DES CRÉATIONS ORIGINALES: LES POUDRES D'ÉPICES OLIVIER ROELLINGER ®

Depuis l’enfance, les chants de marins, les récits du Cap Horn, des Terres Neuvas et des chasseurs d’épices de la Compagnie des Indes ont nourri mon imaginaire comme plus tard, la littérature maritime et d’aventures a continué à étancher ma soif de l’ailleurs et de la rencontre de l’autre. Cuisinier, je me suis passionné pour ces épices déjà présentes dans les murs de la cité corsaire au XVIIème et XVIIIème, épices d’Orient et du Nouveau Monde. J’ai voyagé avec Jane aux quatre coins du globe en reprenant les routes des grandes familles d’armateurs malouins. Nous avons hanté les côtes d’Amérique du Sud, les Caraïbes, l’Océan Indien, les Mascareignes, les côtes Malabar, les Moluques, l’Asie du Sud-Est et la côte Africaine. J’ai utilisé les épices que je rapportais comme les autres navigateurs de ce pays ont pu le faire avant moi mais en me nourrissant de l’imaginaire qu’elles portent en elles. Un peu comme des graines d’un paradis perdu, d’un jardin d’Eden.

Quel que soit l’endroit de la planète, les épices sont très rarement utilisées seules, il s’agit toujours d’un mélange de 3 à 20 d’entre elles. En ce qui me concerne, je n’ai jamais voulu reproduire un garam massale ou un curry à la créole ou à l’indienne mais plutôt construire une saveur nouvelle comme un nez le ferait pour créer un parfum. Et cette saveur inédite, cette « poudre d’épices » serait dédiée à un produit ou à un plat précis, comme la tomate, un poisson ou un dessert.
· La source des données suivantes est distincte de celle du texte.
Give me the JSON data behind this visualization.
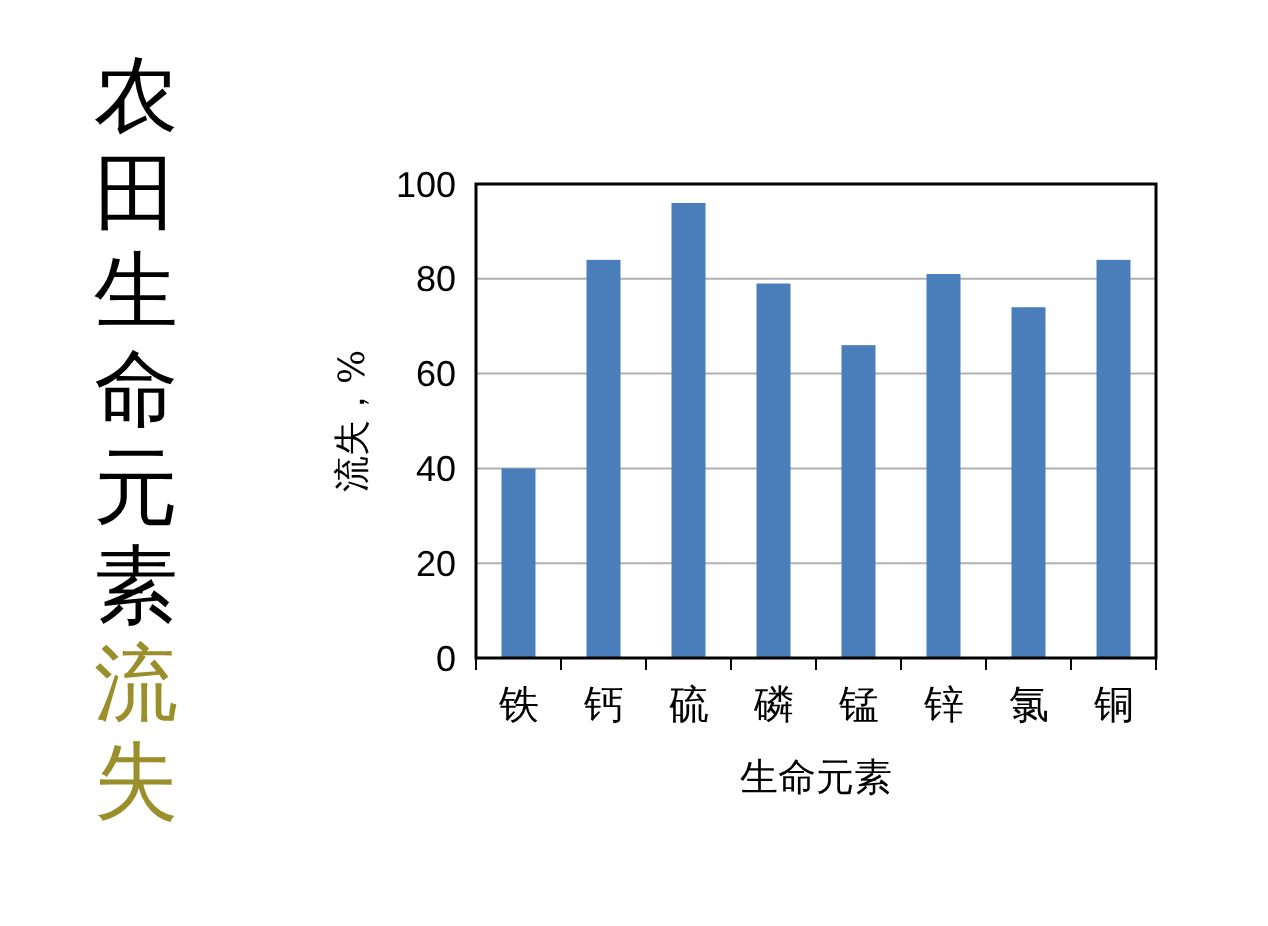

Cette construction de saveurs se fait avec beaucoup de maîtrise et de précision. Je cherche longtemps, je tente des expériences, recommence plusieurs fois. Puis les années passent, ce rêve s’installe dans ma mémoire et je peux un jour imaginer des saveurs en associant épices et herbes sans les goûter… Puis je joue, je compose, je construis à partir de ce que la nature nous a donné : des épices de feu, - les piments, le gingembre, les poivres, les faux poivres -, des goûts de bonbons à l’anis - l’aneth, le fenouil le petit et le gros, la fenouillette, l’anis étoilé ou la badiane -, les tendres - les vanilles, la muscade, le macis, le rocou, le benjoin -, les caractériels - le girofle, le bois d’Inde -, les hespéridés - la citronnelle, les pétales de lys -, les thymols - l’ajowan -, les magnifiques - les coriandres et les cardamomes vertes noires ou blanches -, et encore et encore… Et puis je devine, je dessine, je vois naître la poudre.

Ensuite, comme au XVIIIème siècle, la Maison du Voyageur à Cancale me sert à créer, entreposer mais aussi travailler les épices. Dans le cœur des Maisons de Bricourt, nous recevons les épices brutes, sélectionnées parmi les plus belles origines et avant de les stocker au sec, nous les contrôlons en laboratoire. Dans cet entrepôt, elles sont alors étuvées, torréfiées, broyées, moulues, pesées, dosées, mélangées pour obtenir nos « poudres d’épices».